As an island nation, Singapore is a lot more humid than, say, Kuala Lumpur. But you wouldn’t know it, not if like us, you stay in a serviced apartment. Perhaps power is cheaper there because our apartment is always cold to the point of intolerance. I went around shutting off the various air conditioning units in each room the first day we arrived and it’s still cold. 

It’s like that everywhere – the hotel lobbies, the restaurants. The temperature seems permanently set at 18 degrees. You really have to exercise like crazy to sweat in the gym as the cold there is of operating-theatre quality. 

And you get used to it after a while, walking down Orchard Road. You know, the old now-you-chill, now-you-bake feeling as you alternately experience a cold gust of air-conditioning from one open store front before you step back on to the swelter of downtown Singapore. 

Even so, there is much to appreciate about Singapore – its cleanliness, its safety and, wonder of wonders, its absolute absence of potholes anywhere. 

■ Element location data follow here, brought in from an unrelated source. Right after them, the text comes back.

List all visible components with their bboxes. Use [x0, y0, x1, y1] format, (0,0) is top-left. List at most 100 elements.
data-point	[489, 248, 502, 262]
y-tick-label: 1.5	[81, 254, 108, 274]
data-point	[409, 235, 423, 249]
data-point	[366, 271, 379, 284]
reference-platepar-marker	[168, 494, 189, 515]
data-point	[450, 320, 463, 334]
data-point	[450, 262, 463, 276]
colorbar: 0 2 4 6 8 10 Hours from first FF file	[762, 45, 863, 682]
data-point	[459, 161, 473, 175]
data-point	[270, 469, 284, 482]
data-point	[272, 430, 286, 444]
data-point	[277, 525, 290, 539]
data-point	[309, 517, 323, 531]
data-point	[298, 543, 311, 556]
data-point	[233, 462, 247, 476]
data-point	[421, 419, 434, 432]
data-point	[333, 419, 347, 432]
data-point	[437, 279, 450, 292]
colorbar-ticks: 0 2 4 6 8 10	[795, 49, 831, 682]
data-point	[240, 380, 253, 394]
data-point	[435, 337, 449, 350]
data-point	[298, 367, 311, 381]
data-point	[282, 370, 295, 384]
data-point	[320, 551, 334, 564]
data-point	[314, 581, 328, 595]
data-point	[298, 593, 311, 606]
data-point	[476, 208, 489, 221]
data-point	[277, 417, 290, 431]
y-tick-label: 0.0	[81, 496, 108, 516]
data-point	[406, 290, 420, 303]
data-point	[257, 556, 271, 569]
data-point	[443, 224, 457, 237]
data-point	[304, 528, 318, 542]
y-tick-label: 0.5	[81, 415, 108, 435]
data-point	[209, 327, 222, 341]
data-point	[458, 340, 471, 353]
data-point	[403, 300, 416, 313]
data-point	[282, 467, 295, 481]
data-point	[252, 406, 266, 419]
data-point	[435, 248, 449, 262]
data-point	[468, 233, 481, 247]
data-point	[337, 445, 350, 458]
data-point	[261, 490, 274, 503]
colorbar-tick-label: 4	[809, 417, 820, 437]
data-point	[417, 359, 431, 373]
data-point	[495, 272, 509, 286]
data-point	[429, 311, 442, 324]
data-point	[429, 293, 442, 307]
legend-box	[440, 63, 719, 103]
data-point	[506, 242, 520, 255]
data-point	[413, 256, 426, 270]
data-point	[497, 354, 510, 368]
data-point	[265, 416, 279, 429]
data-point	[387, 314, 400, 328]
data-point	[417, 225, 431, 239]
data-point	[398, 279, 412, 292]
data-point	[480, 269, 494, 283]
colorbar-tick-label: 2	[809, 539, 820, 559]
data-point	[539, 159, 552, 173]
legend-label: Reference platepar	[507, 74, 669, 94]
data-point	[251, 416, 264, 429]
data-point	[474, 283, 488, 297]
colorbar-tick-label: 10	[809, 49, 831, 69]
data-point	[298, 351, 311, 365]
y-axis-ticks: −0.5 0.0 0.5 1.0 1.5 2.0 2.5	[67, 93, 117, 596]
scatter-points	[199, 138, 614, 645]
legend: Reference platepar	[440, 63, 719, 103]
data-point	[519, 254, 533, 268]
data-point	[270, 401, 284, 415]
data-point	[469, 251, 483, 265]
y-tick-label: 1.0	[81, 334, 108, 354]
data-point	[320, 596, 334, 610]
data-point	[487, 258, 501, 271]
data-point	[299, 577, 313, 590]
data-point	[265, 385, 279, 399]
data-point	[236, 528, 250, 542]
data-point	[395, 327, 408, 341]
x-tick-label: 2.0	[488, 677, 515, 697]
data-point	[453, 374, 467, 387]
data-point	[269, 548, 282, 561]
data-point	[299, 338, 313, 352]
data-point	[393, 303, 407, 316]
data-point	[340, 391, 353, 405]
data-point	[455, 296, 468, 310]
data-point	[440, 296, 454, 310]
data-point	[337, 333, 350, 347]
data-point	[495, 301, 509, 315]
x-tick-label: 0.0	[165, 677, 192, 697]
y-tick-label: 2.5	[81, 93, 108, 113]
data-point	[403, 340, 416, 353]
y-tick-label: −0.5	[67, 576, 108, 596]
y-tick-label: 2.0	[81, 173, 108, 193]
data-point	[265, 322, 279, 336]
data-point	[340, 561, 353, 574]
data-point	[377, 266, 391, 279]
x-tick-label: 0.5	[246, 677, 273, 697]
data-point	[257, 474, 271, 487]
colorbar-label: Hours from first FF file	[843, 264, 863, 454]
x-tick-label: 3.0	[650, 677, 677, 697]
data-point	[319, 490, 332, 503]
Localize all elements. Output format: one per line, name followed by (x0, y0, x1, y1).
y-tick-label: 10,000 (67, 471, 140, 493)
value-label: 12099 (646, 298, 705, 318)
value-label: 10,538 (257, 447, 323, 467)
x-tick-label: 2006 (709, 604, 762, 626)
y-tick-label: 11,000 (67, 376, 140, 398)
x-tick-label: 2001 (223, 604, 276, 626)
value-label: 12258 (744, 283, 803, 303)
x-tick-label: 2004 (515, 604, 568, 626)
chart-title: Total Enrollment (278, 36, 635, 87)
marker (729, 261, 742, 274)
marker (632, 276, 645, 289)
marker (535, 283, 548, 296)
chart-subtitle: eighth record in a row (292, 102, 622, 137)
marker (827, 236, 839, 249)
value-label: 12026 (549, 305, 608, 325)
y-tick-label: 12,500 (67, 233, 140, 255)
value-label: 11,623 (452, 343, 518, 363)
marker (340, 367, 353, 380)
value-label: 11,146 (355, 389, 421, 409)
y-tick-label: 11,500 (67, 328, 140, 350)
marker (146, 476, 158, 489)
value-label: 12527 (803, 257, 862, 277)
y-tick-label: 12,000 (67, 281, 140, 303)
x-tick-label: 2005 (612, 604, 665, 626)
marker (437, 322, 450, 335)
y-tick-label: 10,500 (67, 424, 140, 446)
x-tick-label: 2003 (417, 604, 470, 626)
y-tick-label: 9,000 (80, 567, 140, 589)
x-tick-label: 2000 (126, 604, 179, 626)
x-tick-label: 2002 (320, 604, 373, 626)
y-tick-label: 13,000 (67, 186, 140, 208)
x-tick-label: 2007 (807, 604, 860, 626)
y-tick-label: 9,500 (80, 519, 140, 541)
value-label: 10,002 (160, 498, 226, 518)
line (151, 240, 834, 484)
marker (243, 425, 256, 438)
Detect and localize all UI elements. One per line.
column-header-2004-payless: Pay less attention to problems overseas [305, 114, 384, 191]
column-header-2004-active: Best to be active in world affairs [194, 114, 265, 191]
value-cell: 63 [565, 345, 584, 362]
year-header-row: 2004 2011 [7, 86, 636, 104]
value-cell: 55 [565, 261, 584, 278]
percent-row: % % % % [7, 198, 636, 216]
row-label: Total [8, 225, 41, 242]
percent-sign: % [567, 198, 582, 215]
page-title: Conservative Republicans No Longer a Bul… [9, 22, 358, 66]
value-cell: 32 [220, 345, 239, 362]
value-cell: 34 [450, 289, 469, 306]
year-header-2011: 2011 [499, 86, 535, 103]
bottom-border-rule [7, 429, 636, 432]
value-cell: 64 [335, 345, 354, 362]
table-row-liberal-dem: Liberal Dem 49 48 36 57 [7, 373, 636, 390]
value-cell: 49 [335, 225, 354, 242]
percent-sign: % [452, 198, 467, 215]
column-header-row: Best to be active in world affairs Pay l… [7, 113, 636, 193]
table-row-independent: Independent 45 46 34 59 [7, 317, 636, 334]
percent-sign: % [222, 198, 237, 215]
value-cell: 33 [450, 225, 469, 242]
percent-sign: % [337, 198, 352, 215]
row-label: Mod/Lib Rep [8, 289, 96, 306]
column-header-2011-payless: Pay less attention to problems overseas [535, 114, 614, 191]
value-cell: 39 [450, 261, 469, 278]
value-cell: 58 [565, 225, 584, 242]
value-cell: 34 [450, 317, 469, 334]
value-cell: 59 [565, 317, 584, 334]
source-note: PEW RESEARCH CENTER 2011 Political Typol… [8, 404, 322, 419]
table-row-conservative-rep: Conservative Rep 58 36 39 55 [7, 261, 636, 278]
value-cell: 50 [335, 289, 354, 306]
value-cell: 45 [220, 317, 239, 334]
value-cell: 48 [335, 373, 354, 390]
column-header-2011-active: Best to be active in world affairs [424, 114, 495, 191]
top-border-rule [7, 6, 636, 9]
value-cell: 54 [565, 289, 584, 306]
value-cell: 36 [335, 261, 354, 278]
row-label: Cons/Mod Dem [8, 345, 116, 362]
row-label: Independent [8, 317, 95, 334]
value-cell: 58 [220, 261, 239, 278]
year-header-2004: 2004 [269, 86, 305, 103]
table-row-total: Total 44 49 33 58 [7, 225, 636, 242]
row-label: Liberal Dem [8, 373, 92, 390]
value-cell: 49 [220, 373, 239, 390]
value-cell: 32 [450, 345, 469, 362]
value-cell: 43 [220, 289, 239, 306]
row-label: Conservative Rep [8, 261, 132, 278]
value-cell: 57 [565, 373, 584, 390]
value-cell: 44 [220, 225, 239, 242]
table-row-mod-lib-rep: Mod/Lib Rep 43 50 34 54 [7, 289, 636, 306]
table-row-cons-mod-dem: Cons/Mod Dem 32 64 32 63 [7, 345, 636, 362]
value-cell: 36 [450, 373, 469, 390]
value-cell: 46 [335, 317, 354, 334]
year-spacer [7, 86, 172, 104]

And there is an ingrained element of maintenance in its culture that we would do well to emulate. Every time I enter the country, I am struck by the number of people on trucks I see pruning trees and shrubs so that they are not a liability during violent thunderstorms as they regularly are in Kuala Lumpur. 

There’s a lot right about our southern neighbour. We should accept that reality with grace.